“Notwithstanding the directions of Miller, Hill, (probably alluding to a letter on the Pine Apple in “Gardener’s New Calendar,” written by Sir John Hill, under his assumed name of Barnes,) Meader, &c. who have endeavoured to explore the method how the Pine Apple is to be grown; yet, upon trial, the success has always fallen much short of their expectation. For these reasons, Mr. Giles “presents the public with explicit directions for managing and bringing to perfection the Pine Apple; in which all the obstacles and difficulties which gardeners have met with in raising that fruit are remedied, and the true method pointed out in a clear and satisfactory manner.” Preface, p. vii.

Form of House. The plants are brought forward in pits, and afterwards fruited in a stove forty feet long and twelve feet wide, with a pit six feet wide, surrounded by a path, and a flue which makes three returns in a flue close under the back wall. The front of the pit is about three, and the back about five feet from the glass. It will fruit, he says, a hundred plants annually, they being brought forward in the low pits or frames, and removed to the fruiting-house in September or October.

The obvious objection to the plan of his house is the having no flue in front.

Soil. A rich hazely loam from a well-pastured common. This soil alone, he says, not only answers well for Pines, but for most vegetables.

General Management. He recommends keeping a moist atmosphere in the house, and giving abundance of air when the plants are in fruit. His other directions relate to mere routine practices, and offer nothing else worth quoting.

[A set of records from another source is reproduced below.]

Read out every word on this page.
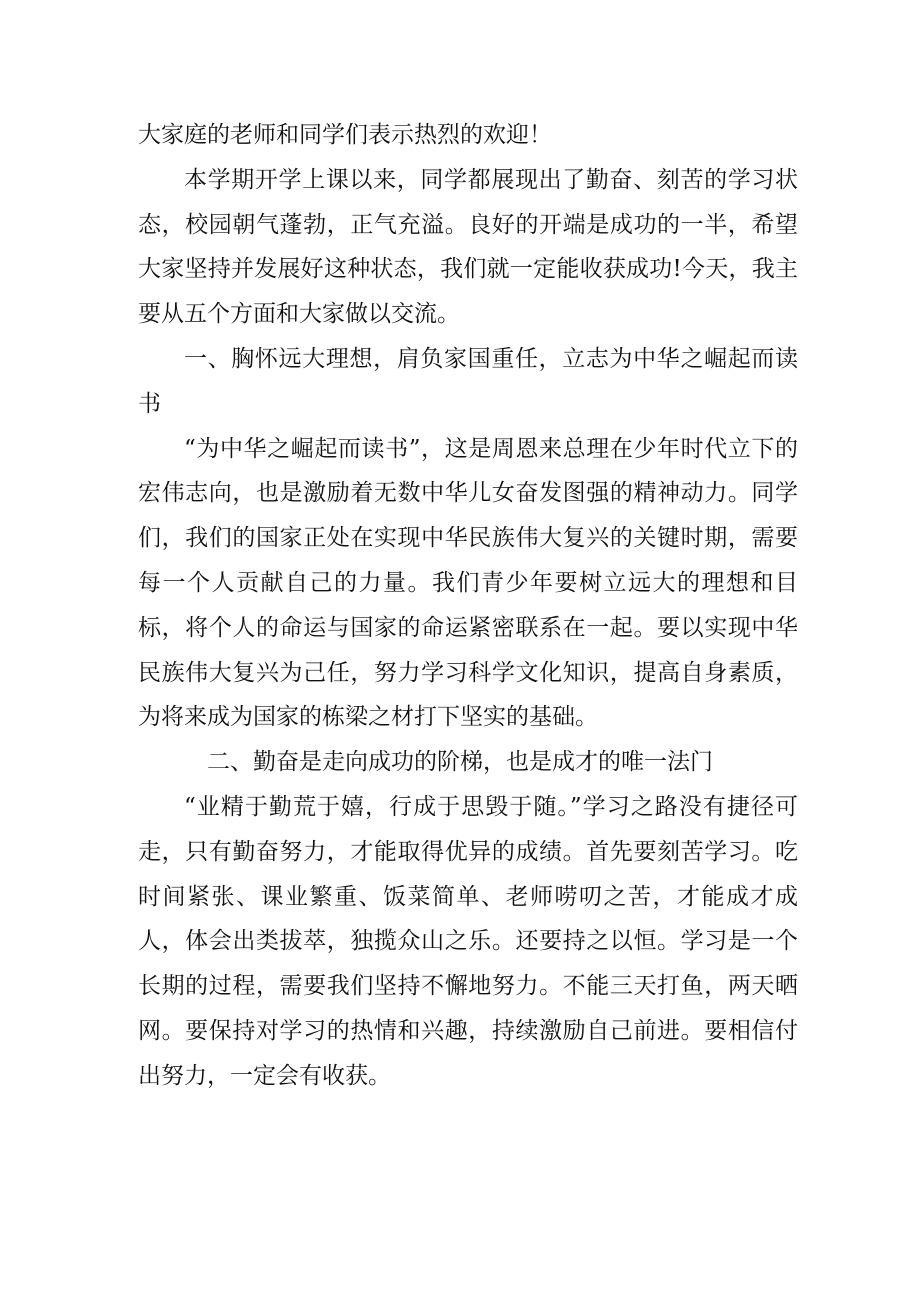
大家庭的老师和同学们表示热烈的欢迎！

本学期开学上课以来，同学都展现出了勤奋、刻苦的学习状态，校园朝气蓬勃，正气充溢。良好的开端是成功的一半，希望大家坚持并发展好这种状态，我们就一定能收获成功!今天，我主要从五个方面和大家做以交流。

一、胸怀远大理想，肩负家国重任，立志为中华之崛起而读书

“为中华之崛起而读书”，这是周恩来总理在少年时代立下的宏伟志向，也是激励着无数中华儿女奋发图强的精神动力。同学们，我们的国家正处在实现中华民族伟大复兴的关键时期，需要每一个人贡献自己的力量。我们青少年要树立远大的理想和目标，将个人的命运与国家的命运紧密联系在一起。要以实现中华民族伟大复兴为己任，努力学习科学文化知识，提高自身素质，为将来成为国家的栋梁之材打下坚实的基础。

二、勤奋是走向成功的阶梯，也是成才的唯一法门

“业精于勤荒于嬉，行成于思毁于随。”学习之路没有捷径可走，只有勤奋努力，才能取得优异的成绩。首先要刻苦学习。吃时间紧张、课业繁重、饭菜简单、老师唠叨之苦，才能成才成人，体会出类拔萃，独揽众山之乐。还要持之以恒。学习是一个长期的过程，需要我们坚持不懈地努力。不能三天打鱼，两天晒网。要保持对学习的热情和兴趣，持续激励自己前进。要相信付出努力，一定会有收获。
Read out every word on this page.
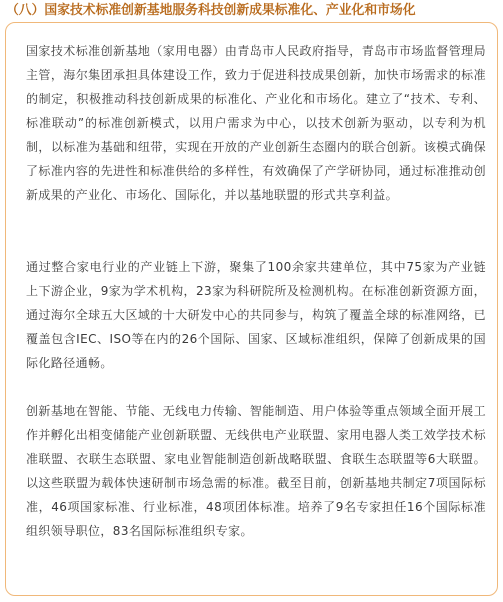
（八）国家技术标准创新基地服务科技创新成果标准化、产业化和市场化

国家技术标准创新基地（家用电器）由青岛市人民政府指导，青岛市市场监督管理局主管，海尔集团承担具体建设工作，致力于促进科技成果创新，加快市场需求的标准的制定，积极推动科技创新成果的标准化、产业化和市场化。建立了“技术、专利、标准联动”的标准创新模式，以用户需求为中心，以技术创新为驱动，以专利为机制，以标准为基础和纽带，实现在开放的产业创新生态圈内的联合创新。该模式确保了标准内容的先进性和标准供给的多样性，有效确保了产学研协同，通过标准推动创新成果的产业化、市场化、国际化，并以基地联盟的形式共享利益。

通过整合家电行业的产业链上下游，聚集了100余家共建单位，其中75家为产业链上下游企业，9家为学术机构，23家为科研院所及检测机构。在标准创新资源方面，通过海尔全球五大区域的十大研发中心的共同参与，构筑了覆盖全球的标准网络，已覆盖包含IEC、ISO等在内的26个国际、国家、区域标准组织，保障了创新成果的国际化路径通畅。

创新基地在智能、节能、无线电力传输、智能制造、用户体验等重点领域全面开展工作并孵化出相变储能产业创新联盟、无线供电产业联盟、家用电器人类工效学技术标准联盟、衣联生态联盟、家电业智能制造创新战略联盟、食联生态联盟等6大联盟。以这些联盟为载体快速研制市场急需的标准。截至目前，创新基地共制定7项国际标准，46项国家标准、行业标准，48项团体标准。培养了9名专家担任16个国际标准组织领导职位，83名国际标准组织专家。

Insects. A moist atmosphere, he says, will keep down these. “It is only poor plants,” he says, “which are not in a good state of health, that are infested with insects. They are encouraged by the warmth and dryness of the air of the stove, and the bad state of the plants; but where cleanliness and moisture are attended to, there will never be any worth notice.” P. 36.

Fruit produced. He fruits the Queen Pine in two years, at the usual season; but does not state to what size the fruit attains.

Sect. V.
Culture of the Pine Apple, by Adam Taylor, Gardener at Devizes, in Wiltshire, 1769.

This author, who was gardener to J. Sutton, Esq. at New Park, professes “to lay down a mode by which the Pine Apple may be produced in higher perfection, with more ease and less expense than has been hitherto known in this climate.” He offers his treatise with confidence, as not being founded on hypothesis, but on some years’ experience; and it may be depended on, as “it admits of the attestation of many persons whose taste and judgment are unquestionable.”